How accurate is BMI for individuals anyway?
It’s a screening ratio, not a diagnosis — muscular builds read heavy, and it says nothing about fat distribution, which matters enormously for South Asians. Waist circumference (risk rising above ~90 cm for men, ~80 cm for women in Asian guidance) catches the central-obesity pattern BMI misses. Use both numbers together, and a doctor for anything they raise.
BMI Calculator
Reading your number on the right chart
On the South Asian scale: under 18.5 is underweight, 18.5–22.9 the healthy band, 23–27.4 increased risk, and 27.5 upward high risk. The bands compress what the standard chart spreads — a Pakistani man at 26 reads "normal-ish" on the European chart and squarely at-risk on the one his physiology follows. Clinics in Pakistan increasingly chart the Asian cutoffs; self-assessment should too, because the flattering chart delays exactly the screening that catches diabetes while it’s still cheap to manage.
Why central fat is the Pakistani pattern to watch
The South Asian risk profile concentrates at the waist: visceral fat around organs drives insulin resistance harder than the same kilograms carried elsewhere, and it accumulates at BMIs the old chart calls healthy. The practical companion to this calculator is a tape measure at the navel — the 90/80 cm guidance lines for men and women flag risk that a respectable BMI can hide, particularly in the thin-limbed, central-weight build common across the subcontinent.
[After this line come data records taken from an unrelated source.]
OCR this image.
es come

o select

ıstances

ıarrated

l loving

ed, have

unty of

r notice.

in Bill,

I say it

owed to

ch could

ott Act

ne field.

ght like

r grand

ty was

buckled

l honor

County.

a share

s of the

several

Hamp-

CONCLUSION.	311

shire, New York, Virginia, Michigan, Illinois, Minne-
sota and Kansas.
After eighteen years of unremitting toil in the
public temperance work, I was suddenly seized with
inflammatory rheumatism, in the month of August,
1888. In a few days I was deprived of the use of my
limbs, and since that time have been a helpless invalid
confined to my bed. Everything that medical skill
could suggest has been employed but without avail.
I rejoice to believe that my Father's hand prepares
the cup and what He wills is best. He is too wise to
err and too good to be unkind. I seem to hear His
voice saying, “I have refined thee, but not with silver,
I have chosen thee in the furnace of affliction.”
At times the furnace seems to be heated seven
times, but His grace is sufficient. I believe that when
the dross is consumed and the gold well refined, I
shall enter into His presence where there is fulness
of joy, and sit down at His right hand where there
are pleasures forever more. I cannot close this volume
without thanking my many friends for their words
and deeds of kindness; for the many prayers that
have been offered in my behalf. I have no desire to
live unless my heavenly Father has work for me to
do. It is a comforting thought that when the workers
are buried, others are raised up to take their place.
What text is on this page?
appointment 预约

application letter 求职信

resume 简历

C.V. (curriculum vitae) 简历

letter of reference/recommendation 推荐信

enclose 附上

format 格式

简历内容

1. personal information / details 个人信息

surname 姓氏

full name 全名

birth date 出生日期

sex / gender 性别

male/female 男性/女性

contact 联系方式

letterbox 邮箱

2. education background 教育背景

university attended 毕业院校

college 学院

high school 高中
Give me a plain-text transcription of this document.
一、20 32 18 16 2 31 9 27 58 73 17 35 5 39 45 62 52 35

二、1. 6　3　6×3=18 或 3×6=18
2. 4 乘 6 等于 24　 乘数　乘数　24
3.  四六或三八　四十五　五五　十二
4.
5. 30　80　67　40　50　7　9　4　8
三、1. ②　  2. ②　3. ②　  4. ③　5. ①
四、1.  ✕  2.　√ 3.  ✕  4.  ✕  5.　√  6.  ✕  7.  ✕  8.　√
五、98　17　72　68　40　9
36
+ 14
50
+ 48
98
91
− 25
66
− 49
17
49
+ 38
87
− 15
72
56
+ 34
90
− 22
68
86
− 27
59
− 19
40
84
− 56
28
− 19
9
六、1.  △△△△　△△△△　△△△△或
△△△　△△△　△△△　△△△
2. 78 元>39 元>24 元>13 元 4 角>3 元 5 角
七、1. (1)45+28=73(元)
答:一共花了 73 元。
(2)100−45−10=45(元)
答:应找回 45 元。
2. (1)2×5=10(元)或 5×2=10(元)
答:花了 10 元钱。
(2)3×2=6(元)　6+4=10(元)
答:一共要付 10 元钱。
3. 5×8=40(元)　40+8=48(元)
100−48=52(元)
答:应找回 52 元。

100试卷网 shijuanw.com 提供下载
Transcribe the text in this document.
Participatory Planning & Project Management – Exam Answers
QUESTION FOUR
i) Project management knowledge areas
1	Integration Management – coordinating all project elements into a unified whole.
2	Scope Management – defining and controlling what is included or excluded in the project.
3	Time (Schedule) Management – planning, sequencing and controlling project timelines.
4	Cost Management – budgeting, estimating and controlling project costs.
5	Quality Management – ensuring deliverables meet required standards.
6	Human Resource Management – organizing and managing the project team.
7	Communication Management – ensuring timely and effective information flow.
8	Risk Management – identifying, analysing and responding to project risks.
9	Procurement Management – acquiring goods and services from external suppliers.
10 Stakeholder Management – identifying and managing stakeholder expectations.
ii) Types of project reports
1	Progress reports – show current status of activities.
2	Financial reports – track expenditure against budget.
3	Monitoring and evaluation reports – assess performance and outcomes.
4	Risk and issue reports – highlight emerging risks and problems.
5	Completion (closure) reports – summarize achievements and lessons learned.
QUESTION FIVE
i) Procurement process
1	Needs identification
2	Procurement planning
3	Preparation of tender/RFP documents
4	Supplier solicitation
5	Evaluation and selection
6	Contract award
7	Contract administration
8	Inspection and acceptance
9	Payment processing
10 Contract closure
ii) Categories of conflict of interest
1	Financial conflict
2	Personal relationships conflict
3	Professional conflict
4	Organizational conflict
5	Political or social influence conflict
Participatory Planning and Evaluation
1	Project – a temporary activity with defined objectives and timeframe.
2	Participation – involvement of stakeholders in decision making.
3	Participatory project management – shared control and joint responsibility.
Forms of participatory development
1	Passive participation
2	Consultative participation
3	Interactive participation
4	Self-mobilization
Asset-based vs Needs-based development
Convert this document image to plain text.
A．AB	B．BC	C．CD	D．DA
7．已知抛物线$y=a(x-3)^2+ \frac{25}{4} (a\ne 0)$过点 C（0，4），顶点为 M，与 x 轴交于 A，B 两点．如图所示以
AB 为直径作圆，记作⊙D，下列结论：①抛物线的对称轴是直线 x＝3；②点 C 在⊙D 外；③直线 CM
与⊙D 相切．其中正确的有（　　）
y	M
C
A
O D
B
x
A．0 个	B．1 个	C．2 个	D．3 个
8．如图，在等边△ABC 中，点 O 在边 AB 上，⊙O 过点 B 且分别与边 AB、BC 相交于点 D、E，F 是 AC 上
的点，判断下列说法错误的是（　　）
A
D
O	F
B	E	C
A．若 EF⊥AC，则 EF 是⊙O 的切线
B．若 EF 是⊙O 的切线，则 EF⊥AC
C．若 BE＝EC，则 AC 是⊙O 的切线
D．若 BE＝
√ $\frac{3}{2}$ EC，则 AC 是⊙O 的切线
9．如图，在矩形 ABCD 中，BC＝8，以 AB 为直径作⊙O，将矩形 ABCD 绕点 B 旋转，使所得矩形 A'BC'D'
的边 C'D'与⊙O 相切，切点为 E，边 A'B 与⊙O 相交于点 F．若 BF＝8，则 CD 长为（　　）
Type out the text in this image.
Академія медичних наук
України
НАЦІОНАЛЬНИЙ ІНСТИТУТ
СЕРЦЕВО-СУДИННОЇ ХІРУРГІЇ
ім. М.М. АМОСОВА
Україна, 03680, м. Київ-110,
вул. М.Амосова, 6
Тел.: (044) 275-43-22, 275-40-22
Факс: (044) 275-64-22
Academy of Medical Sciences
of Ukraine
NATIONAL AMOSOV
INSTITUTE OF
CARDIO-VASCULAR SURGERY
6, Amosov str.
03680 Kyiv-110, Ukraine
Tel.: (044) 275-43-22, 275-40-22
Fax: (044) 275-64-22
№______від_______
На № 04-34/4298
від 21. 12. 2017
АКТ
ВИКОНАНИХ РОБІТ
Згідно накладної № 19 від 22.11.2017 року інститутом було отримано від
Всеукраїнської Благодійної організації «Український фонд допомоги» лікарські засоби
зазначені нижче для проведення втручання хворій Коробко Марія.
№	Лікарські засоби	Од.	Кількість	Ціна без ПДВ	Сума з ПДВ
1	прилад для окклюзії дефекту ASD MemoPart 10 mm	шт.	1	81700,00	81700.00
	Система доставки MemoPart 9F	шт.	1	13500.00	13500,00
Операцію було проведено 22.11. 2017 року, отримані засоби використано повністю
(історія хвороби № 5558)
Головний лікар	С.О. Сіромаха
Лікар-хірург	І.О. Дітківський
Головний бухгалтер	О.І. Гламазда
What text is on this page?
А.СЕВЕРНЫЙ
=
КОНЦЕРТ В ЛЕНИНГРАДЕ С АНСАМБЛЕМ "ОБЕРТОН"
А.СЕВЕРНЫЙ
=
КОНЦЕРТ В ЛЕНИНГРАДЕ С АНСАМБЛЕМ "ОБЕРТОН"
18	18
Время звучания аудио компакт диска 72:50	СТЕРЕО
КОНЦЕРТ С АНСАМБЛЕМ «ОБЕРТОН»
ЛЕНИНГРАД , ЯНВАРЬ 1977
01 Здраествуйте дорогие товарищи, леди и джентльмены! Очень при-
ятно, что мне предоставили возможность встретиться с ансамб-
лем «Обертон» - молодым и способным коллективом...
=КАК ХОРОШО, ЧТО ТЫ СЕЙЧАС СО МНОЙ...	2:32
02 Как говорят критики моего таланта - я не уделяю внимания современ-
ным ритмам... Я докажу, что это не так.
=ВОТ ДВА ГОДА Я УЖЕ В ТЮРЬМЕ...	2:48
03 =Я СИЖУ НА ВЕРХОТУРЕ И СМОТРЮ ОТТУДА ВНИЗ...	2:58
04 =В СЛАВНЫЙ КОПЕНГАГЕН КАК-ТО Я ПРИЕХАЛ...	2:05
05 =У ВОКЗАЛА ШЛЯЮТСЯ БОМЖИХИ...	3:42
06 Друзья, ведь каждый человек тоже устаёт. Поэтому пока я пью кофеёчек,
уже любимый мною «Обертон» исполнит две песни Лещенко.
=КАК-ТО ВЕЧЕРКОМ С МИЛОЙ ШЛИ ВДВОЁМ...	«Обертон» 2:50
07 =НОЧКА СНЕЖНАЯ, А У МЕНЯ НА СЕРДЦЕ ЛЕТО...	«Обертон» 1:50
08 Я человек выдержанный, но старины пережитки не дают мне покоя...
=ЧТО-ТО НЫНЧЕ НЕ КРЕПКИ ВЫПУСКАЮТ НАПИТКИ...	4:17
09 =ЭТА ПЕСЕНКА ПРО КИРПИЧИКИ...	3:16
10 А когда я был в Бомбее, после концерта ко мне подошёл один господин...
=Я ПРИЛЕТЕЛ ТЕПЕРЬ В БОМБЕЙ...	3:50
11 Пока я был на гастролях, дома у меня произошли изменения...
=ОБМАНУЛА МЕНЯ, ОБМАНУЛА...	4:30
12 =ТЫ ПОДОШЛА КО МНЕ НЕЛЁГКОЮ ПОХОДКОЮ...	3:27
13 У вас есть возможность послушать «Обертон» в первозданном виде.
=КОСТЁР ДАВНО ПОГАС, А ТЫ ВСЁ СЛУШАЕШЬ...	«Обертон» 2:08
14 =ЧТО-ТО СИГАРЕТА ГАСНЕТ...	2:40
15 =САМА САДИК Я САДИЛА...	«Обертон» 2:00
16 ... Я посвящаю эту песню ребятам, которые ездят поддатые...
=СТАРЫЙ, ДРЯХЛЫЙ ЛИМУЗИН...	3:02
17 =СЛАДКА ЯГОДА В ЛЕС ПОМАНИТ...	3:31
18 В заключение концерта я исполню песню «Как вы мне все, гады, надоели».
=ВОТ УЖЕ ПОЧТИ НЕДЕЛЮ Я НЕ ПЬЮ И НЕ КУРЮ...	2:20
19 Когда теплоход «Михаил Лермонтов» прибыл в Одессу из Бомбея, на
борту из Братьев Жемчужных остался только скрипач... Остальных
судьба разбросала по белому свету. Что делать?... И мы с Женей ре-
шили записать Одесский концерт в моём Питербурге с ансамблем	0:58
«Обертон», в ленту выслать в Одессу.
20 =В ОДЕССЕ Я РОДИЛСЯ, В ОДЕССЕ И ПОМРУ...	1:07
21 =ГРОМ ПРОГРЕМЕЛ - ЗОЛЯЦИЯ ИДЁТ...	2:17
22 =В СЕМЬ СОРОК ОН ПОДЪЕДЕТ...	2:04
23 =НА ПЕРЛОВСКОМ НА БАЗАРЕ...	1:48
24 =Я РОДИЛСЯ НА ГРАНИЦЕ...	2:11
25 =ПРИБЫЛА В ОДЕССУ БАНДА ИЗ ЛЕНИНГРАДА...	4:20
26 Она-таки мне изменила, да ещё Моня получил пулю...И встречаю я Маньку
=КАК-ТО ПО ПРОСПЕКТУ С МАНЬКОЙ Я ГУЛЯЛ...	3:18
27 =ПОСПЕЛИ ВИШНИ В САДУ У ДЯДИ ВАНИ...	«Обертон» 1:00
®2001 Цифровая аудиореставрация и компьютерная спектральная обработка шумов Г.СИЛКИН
From category to action, proportionately
The bands prescribe attention, not panic: increased-risk territory earns a waist measurement, a look at family history, and an annual fasting-sugar test; high-risk territory earns the full baseline workup and a structured plan with professional input. What no band justifies is the crash-diet cycle, which Pakistani weight culture sells hardest exactly to the people the chart worries — sustainable kilograms-per-month beats dramatic kilograms-per-week on every health outcome that matters.
More questions answered
Square your height in metres and multiply by 23 — at 170 cm that’s 1.7² × 23 ≈ 66.5 kg. The same arithmetic at 27.5 gives the high-risk line. Running your own height through both anchors the categories in kilograms you can act on.
Not with adult cutoffs — paediatric assessment uses age-and-sex-specific percentile charts, and applying adult thresholds to a growing body misleads in both directions. For anyone under 18, a paediatrician’s growth-chart reading is the right tool.
Below 18.5 carries its own concerns — nutritional deficiency, low muscle mass, and in Pakistan frequently undiagnosed conditions behind unintended weight loss. Underweight with fatigue, or any unexplained loss, is a medical visit, not a diet success.
Sustainable fat loss runs around 0.5–1 kg per week at the ambitious end — roughly 0.2–0.3 BMI points weekly for average heights. Crash trajectories beyond that mostly shed water and muscle and rebound; the boring rate is the one that holds.
A baseline medical check before any regime: fasting glucose, lipids, blood pressure, and thyroid where indicated — the conditions that travel with central obesity are silent and treatable. With numbers in hand, diet and activity changes have a target beyond the scale. This page is a calculator, not a clinician; the band is the prompt to see one.